Sofía Gatica, que perdió a su hija y lucha contra Monsanto y los transgénicos, Premio Goldman 2012
Sofía Gatica es una mujer normal y corriente. No es abogada ni médico. No ha estudiado química. Es una mujer como cualquier otra. Pero perdió a su hija por culpa de los transgénicos y ahora dedica su vida a denunciar las malas prácticas de la multinacional Monsanto.

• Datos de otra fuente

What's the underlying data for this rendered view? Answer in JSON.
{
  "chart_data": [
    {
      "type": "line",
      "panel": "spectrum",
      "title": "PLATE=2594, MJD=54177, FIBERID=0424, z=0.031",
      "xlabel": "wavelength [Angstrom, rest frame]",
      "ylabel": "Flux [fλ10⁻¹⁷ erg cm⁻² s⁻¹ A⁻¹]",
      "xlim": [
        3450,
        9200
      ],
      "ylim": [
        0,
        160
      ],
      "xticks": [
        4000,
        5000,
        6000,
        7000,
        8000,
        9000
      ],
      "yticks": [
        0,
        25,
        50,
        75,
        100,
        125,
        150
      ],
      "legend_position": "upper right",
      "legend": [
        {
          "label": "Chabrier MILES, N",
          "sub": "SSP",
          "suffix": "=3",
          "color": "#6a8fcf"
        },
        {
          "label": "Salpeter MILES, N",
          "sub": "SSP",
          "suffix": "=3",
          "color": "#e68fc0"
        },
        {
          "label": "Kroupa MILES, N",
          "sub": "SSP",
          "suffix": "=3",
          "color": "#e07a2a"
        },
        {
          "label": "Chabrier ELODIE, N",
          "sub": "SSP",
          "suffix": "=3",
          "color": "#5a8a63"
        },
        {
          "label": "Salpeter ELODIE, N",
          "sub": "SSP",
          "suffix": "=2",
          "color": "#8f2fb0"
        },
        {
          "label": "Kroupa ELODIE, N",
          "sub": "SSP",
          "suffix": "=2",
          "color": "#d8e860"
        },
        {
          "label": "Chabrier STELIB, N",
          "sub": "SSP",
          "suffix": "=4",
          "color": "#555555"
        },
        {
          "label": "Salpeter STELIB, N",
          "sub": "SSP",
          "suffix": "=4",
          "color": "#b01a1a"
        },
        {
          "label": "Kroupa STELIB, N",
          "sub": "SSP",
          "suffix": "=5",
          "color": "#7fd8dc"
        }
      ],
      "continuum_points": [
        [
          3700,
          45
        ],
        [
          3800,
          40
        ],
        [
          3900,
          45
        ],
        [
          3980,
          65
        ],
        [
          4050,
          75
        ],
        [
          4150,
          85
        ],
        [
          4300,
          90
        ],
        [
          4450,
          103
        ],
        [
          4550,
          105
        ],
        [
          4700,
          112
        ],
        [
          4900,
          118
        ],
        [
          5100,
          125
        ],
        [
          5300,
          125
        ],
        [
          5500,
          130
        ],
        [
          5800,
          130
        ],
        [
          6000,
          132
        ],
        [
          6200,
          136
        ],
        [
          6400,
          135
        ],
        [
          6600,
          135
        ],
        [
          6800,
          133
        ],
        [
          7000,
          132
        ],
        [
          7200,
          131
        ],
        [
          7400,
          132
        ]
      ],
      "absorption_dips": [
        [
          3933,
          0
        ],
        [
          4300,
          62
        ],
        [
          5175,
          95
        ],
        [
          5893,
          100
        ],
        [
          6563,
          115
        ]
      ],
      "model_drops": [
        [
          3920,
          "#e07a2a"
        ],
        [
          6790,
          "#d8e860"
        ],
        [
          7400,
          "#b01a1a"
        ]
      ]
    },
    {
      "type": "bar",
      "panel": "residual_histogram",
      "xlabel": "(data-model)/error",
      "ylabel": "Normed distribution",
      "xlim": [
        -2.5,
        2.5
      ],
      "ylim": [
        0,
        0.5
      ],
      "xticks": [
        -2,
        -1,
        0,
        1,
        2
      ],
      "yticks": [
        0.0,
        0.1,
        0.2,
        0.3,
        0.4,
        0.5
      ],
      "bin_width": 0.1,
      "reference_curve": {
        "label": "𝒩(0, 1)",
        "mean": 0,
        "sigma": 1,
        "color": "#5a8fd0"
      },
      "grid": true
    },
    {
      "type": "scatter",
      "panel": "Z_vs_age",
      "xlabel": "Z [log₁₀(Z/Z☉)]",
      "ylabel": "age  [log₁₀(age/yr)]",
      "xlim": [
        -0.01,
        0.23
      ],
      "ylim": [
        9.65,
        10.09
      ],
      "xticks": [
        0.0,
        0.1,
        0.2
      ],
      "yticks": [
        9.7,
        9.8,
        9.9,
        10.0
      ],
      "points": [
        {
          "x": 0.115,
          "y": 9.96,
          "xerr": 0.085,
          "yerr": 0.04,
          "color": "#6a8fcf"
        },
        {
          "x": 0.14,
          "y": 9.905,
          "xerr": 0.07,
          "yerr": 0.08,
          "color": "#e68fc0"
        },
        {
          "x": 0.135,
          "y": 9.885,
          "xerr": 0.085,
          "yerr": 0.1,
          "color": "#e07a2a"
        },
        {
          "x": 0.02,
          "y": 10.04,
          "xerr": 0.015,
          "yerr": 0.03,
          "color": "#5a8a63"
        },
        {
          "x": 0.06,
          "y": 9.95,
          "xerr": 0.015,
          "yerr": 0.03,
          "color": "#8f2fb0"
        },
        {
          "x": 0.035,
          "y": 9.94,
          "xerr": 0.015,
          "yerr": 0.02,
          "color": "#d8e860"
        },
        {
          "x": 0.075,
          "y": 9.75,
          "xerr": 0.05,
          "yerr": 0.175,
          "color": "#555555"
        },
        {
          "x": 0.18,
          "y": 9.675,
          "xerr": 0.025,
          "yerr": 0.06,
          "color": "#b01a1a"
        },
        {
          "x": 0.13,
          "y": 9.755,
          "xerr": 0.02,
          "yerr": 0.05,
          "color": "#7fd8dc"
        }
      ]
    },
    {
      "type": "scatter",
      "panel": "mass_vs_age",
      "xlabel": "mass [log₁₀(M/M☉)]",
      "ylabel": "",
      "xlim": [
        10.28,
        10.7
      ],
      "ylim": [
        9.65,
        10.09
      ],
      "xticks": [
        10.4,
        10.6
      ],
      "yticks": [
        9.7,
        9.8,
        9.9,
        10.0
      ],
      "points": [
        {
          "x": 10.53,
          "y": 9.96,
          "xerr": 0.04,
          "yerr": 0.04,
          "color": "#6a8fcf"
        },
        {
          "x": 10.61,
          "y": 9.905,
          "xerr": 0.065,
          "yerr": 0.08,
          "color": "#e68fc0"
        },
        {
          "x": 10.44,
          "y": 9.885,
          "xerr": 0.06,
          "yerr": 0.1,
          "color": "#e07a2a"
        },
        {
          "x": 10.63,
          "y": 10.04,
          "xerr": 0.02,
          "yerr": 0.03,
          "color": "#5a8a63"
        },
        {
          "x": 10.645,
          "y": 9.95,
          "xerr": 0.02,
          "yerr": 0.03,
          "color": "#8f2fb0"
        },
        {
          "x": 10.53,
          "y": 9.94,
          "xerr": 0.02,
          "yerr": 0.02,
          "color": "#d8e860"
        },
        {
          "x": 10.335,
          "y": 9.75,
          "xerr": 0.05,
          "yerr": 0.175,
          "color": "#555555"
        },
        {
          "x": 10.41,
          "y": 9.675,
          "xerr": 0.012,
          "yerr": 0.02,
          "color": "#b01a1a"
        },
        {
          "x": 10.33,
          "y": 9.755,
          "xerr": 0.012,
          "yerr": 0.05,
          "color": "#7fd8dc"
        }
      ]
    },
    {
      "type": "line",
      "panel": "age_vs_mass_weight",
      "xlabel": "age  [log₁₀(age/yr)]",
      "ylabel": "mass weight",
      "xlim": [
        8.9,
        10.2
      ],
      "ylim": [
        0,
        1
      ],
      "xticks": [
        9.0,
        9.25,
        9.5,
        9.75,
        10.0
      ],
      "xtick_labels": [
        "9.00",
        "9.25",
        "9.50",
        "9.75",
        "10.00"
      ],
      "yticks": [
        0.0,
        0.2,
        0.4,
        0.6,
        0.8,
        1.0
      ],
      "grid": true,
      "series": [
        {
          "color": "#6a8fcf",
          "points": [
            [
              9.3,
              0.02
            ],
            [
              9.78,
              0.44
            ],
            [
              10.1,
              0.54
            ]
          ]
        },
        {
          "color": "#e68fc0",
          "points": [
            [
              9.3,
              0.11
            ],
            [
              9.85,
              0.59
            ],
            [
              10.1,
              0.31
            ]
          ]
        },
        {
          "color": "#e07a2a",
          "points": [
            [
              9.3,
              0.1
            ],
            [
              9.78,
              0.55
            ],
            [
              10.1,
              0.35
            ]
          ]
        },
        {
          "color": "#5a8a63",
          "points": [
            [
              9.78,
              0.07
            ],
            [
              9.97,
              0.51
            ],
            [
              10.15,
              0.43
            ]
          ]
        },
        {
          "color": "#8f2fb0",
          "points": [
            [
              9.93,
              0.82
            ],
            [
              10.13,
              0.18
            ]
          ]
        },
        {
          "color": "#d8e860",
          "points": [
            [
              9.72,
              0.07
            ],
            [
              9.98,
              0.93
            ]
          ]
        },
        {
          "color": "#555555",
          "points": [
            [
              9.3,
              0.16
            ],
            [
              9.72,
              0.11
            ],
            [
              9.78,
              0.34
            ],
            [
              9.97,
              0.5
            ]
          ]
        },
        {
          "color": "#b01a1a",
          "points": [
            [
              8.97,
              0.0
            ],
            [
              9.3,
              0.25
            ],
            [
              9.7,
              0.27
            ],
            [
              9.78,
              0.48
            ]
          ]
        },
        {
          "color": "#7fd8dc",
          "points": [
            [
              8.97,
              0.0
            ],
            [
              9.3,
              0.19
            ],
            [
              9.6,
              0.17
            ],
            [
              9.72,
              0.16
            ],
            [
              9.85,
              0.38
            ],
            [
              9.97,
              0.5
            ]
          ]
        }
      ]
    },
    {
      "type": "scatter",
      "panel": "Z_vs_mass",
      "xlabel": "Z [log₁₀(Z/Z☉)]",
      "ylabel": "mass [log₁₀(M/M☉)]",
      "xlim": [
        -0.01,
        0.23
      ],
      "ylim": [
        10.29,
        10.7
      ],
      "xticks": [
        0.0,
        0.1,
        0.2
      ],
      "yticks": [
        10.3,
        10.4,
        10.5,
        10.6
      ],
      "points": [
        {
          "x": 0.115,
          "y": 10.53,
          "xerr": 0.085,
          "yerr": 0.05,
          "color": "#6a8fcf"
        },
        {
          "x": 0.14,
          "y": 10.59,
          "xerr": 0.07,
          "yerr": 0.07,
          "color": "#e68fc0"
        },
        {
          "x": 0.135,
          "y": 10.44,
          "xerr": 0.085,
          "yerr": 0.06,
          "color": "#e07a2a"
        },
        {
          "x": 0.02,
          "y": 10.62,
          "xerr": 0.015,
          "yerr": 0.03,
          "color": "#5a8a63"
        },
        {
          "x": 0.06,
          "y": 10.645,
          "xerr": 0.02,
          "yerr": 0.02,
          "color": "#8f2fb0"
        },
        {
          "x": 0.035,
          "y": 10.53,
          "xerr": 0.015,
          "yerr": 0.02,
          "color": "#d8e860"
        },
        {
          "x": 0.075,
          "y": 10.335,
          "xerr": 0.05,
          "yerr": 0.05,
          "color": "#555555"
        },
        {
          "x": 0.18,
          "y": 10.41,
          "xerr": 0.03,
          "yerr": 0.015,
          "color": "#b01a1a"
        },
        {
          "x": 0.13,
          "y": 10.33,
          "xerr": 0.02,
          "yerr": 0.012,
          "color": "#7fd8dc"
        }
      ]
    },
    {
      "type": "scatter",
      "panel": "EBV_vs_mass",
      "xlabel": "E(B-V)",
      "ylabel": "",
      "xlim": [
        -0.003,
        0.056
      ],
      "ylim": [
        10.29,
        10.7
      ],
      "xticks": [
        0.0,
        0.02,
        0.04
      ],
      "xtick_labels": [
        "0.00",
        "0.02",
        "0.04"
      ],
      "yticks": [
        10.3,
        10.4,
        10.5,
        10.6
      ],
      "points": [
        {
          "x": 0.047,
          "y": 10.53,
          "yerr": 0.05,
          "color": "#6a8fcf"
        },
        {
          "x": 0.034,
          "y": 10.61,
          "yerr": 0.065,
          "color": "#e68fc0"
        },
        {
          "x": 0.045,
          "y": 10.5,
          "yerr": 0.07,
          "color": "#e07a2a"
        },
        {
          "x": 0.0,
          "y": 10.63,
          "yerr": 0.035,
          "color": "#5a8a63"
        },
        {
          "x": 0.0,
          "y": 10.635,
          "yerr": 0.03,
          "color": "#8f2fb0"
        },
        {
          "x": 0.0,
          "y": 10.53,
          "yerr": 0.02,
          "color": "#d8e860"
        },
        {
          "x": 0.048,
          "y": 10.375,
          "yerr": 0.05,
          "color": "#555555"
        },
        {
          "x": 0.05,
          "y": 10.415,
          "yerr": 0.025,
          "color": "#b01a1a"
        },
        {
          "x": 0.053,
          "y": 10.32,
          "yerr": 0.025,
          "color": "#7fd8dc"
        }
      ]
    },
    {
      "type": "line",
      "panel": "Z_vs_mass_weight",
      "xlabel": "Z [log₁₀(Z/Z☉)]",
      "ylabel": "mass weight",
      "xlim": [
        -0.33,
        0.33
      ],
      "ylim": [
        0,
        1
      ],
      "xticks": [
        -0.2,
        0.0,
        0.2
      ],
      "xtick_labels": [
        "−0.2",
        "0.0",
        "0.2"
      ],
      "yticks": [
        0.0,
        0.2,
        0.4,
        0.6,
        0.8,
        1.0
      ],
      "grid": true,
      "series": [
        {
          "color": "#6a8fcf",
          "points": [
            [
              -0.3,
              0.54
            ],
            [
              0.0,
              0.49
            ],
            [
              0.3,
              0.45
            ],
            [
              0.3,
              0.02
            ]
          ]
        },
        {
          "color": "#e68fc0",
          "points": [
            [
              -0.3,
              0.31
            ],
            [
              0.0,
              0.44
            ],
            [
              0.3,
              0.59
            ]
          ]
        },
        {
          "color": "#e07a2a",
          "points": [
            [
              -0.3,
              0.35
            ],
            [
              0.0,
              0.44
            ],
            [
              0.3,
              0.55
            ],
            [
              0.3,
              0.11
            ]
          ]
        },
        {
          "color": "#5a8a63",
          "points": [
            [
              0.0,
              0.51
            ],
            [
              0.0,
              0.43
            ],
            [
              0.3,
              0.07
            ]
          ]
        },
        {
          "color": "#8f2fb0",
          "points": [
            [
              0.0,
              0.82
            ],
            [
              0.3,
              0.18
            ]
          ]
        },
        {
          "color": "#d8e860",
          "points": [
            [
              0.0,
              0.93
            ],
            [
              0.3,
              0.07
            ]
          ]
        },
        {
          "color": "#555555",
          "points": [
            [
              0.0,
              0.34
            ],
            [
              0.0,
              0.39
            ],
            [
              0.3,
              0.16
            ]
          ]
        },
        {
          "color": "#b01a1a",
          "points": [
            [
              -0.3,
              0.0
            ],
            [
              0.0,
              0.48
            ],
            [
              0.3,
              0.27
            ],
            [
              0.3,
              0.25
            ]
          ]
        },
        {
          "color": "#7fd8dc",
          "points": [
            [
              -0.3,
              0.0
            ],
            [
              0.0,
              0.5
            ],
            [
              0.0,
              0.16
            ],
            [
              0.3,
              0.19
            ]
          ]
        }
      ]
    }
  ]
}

Sofía Gatica es una madre argentina que perdió a su hija al poco de nacer por una repentina parada de riñón. ¿Por qué tenía que ocurrir algo así? Otra persona lo hubiera dejado pasar, hubiera pensado que era una decisión de dios que había que acatar. Pero Sofía no, Sofía decidió investigar. Hace casi trece años que murió su hija, hace casi trece años que comenzó su lucha para acabar con las fumigaciones sobre los campos de plantaciones de soja cercanos a Ituzaingó, un barrio en la provincia argentina de Córdoba con cientos de casos parecidos al suyo.

Su lucha, aunque aún no ha podido derrotar a la multinacional Monsanto, sí le ha valido el reconocimiento de la comunidad medioambiental: ha recibido el Premio Goldman 2012, algo así como el Nobel del Medio Ambiente. Sofía Gatica fundó, junto con otras vecinas, el grupo Madres de Ituzaingó, dedicado a recorrer la ciudad, puerta por puerta, para documentar y demostrar los efectos nocivos para la salud del glifosato, el herbicida más vendido del mundo, comercializado por la multinacional Monsanto.

Hay niños con malformaciones, problemas respiratorios y de riñón, lupus, púrpura, leucemia y un altísimo porcentaje de afectados por cáncer: unos 300 en una población de tan sólo 6.000 habitantes.

El cultivo de la soja se mueve en un círculo cerrado. Cerca del 80% de los terrenos agrícolas en Argentina están dedicados al cultivo de soja transgénica, es decir, soja cuyas semillas han sido modificadas genéticamente para hacerlas resistentes al glifosato que vende Monsanto. Tanto las semillas como el agroquímico son propiedad de la compañía estadounidense.

Pero el problema no es sólo para Argentina. Es un problema mundial. Y, por eso, Sofía Gatica ha visitado Europa para concienciar a los ciudadanos del otro lado del océano Atlántico. La Unión Europea importa soja transgénica de Argentina. Sofía Gatica pide que no lo hagan porque está contaminada.